Fast forward to 1996. That year, the 24 Heures du Mans was a stand-alone race, it wasn’t part of any championship. That being so, if it was any other event it would not be important. But it was Le Mans, the most prestigious race of all. Knowing that and also about the WSC project, Reinhold Joest approached Porsche and asked if he could use the WSC-95. Since Joest was a big and traditional Porsche client and with not much to loose, Stuttgart said yes. They also got TWR to build a second prototype and made a few modifications to make it legal for LMP1. And also to comply with LMP1 rules, the engine’s output came down to 530 hp.
So Jouest had two WSC-95 in the race, cars #7 and #8. The WSC-95 #8 started on pole position, while WSC-95 #7 came behind, in seventh. However WSC-95 #7 jumped to first quite early and stayed there all the way to the checkered flag. That was Porsche’s 13th victory at La Sarthe, and the third for Joest Racing (always with Porsche).
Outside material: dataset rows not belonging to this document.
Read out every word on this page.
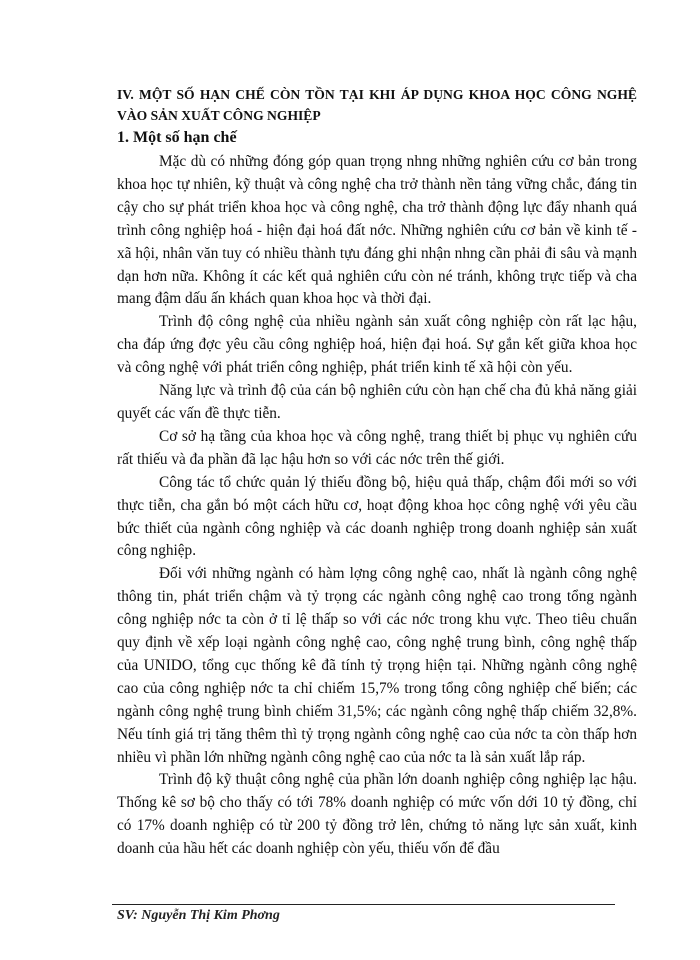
IV. MỘT SỐ HẠN CHẾ CÒN TỒN TẠI KHI ÁP DỤNG KHOA HỌC CÔNG NGHỆ VÀO SẢN XUẤT CÔNG NGHIỆP
1. Một số hạn chế

Mặc dù có những đóng góp quan trọng nhng những nghiên cứu cơ bản trong khoa học tự nhiên, kỹ thuật và công nghệ cha trở thành nền tảng vững chắc, đáng tin cậy cho sự phát triển khoa học và công nghệ, cha trở thành động lực đẩy nhanh quá trình công nghiệp hoá - hiện đại hoá đất nớc. Những nghiên cứu cơ bản về kinh tế - xã hội, nhân văn tuy có nhiều thành tựu đáng ghi nhận nhng cần phải đi sâu và mạnh dạn hơn nữa. Không ít các kết quả nghiên cứu còn né tránh, không trực tiếp và cha mang đậm dấu ấn khách quan khoa học và thời đại.

Trình độ công nghệ của nhiều ngành sản xuất công nghiệp còn rất lạc hậu, cha đáp ứng đợc yêu cầu công nghiệp hoá, hiện đại hoá. Sự gắn kết giữa khoa học và công nghệ với phát triển công nghiệp, phát triển kinh tế xã hội còn yếu.

Năng lực và trình độ của cán bộ nghiên cứu còn hạn chế cha đủ khả năng giải quyết các vấn đề thực tiễn.

Cơ sở hạ tầng của khoa học và công nghệ, trang thiết bị phục vụ nghiên cứu rất thiếu và đa phần đã lạc hậu hơn so với các nớc trên thế giới.

Công tác tổ chức quản lý thiếu đồng bộ, hiệu quả thấp, chậm đổi mới so với thực tiễn, cha gắn bó một cách hữu cơ, hoạt động khoa học công nghệ với yêu cầu bức thiết của ngành công nghiệp và các doanh nghiệp trong doanh nghiệp sản xuất công nghiệp.

Đối với những ngành có hàm lợng công nghệ cao, nhất là ngành công nghệ thông tin, phát triển chậm và tỷ trọng các ngành công nghệ cao trong tổng ngành công nghiệp nớc ta còn ở tỉ lệ thấp so với các nớc trong khu vực. Theo tiêu chuẩn quy định về xếp loại ngành công nghệ cao, công nghệ trung bình, công nghệ thấp của UNIDO, tổng cục thống kê đã tính tỷ trọng hiện tại. Những ngành công nghệ cao của công nghiệp nớc ta chỉ chiếm 15,7% trong tổng công nghiệp chế biến; các ngành công nghệ trung bình chiếm 31,5%; các ngành công nghệ thấp chiếm 32,8%. Nếu tính giá trị tăng thêm thì tỷ trọng ngành công nghệ cao của nớc ta còn thấp hơn nhiều vì phần lớn những ngành công nghệ cao của nớc ta là sản xuất lắp ráp.

Trình độ kỹ thuật công nghệ của phần lớn doanh nghiệp công nghiệp lạc hậu. Thống kê sơ bộ cho thấy có tới 78% doanh nghiệp có mức vốn dới 10 tỷ đồng, chỉ có 17% doanh nghiệp có từ 200 tỷ đồng trở lên, chứng tỏ năng lực sản xuất, kinh doanh của hầu hết các doanh nghiệp còn yếu, thiếu vốn để đầu

SV: Nguyễn Thị Kim Phơng
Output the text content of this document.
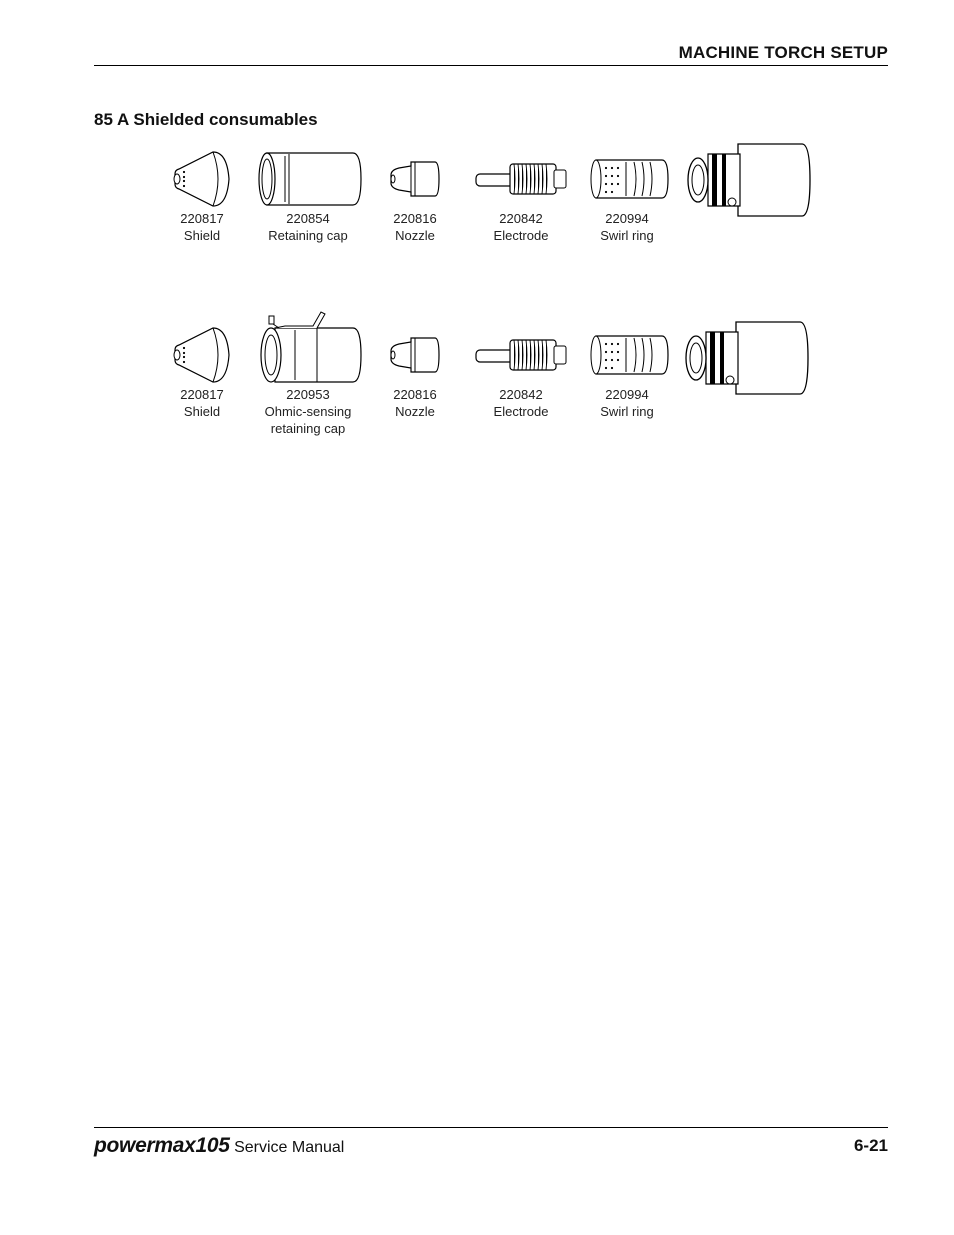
MACHINE TORCH SETUP
85 A Shielded consumables
220817
Shield
220854
Retaining cap
220816
Nozzle
220842
Electrode
220994
Swirl ring
220817
Shield
220953
Ohmic-sensing retaining cap
220816
Nozzle
220842
Electrode
220994
Swirl ring
powermax105 Service Manual	6-21
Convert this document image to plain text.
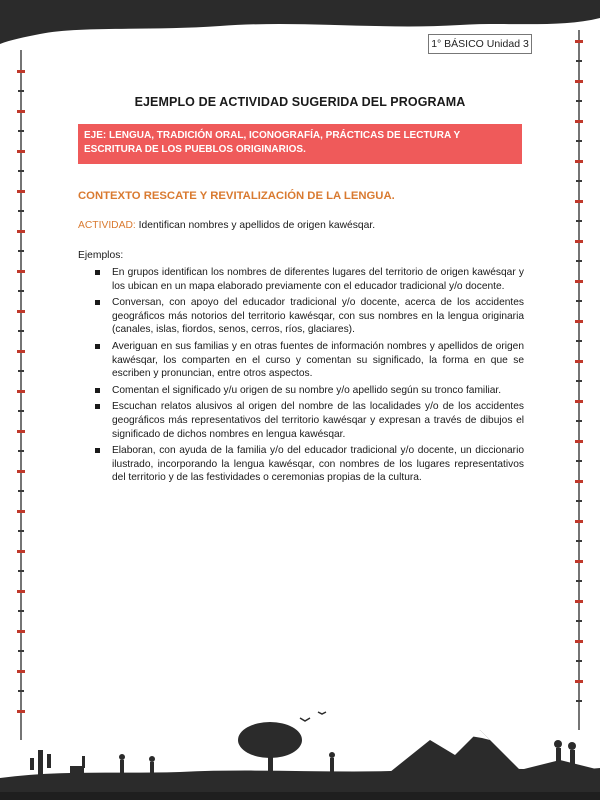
1° BÁSICO Unidad 3
EJEMPLO DE ACTIVIDAD SUGERIDA DEL PROGRAMA
EJE: LENGUA, TRADICIÓN ORAL, ICONOGRAFÍA, PRÁCTICAS DE LECTURA Y ESCRITURA DE LOS PUEBLOS ORIGINARIOS.
CONTEXTO RESCATE Y REVITALIZACIÓN DE LA LENGUA.
ACTIVIDAD: Identifican nombres y apellidos de origen kawésqar.
Ejemplos:
En grupos identifican los nombres de diferentes lugares del territorio de origen kawésqar y los ubican en un mapa elaborado previamente con el educador tradicional y/o docente.
Conversan, con apoyo del educador tradicional y/o docente, acerca de los accidentes geográficos más notorios del territorio kawésqar, con sus nombres en la lengua originaria (canales, islas, fiordos, senos, cerros, ríos, glaciares).
Averiguan en sus familias y en otras fuentes de información nombres y apellidos de origen kawésqar, los comparten en el curso y comentan su significado, la forma en que se escriben y pronuncian, entre otros aspectos.
Comentan el significado y/u origen de su nombre y/o apellido según su tronco familiar.
Escuchan relatos alusivos al origen del nombre de las localidades y/o de los accidentes geográficos más representativos del territorio kawésqar y expresan a través de dibujos el significado de dichos nombres en lengua kawésqar.
Elaboran, con ayuda de la familia y/o del educador tradicional y/o docente, un diccionario ilustrado, incorporando la lengua kawésqar, con nombres de los lugares representativos del territorio y de las festividades o ceremonias propias de la cultura.
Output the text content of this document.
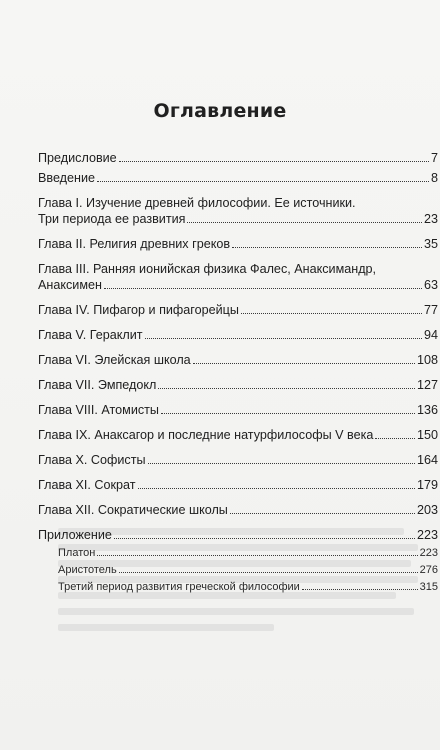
Оглавление
Предисловие	7
Введение	8
Глава I. Изучение древней философии. Ее источники.
Три периода ее развития	23
Глава II. Религия древних греков	35
Глава III. Ранняя ионийская физика Фалес, Анаксимандр,
Анаксимен	63
Глава IV. Пифагор и пифагорейцы	77
Глава V. Гераклит	94
Глава VI. Элейская школа	108
Глава VII. Эмпедокл	127
Глава VIII. Атомисты	136
Глава IX. Анаксагор и последние натурфилософы V века	150
Глава X. Софисты	164
Глава XI. Сократ	179
Глава XII. Сократические школы	203
Приложение	223
Платон	223
Аристотель	276
Третий период развития греческой философии	315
I already had the 1997 WSC-95 #7, and it was only a matter of time before I got the 1996 version. And here it is, but this time from Spark. And from the pic above it looks like I’ll have to upgrade the 1997 car… BUT, it’s not all roses at the Spark camp. They reversed the rims front to rear on both their cars (96 and 97). They put the deeper rims on the front wheels instead of on the back. Therefore, a nice model yet unfortunately not one of Spark’s best.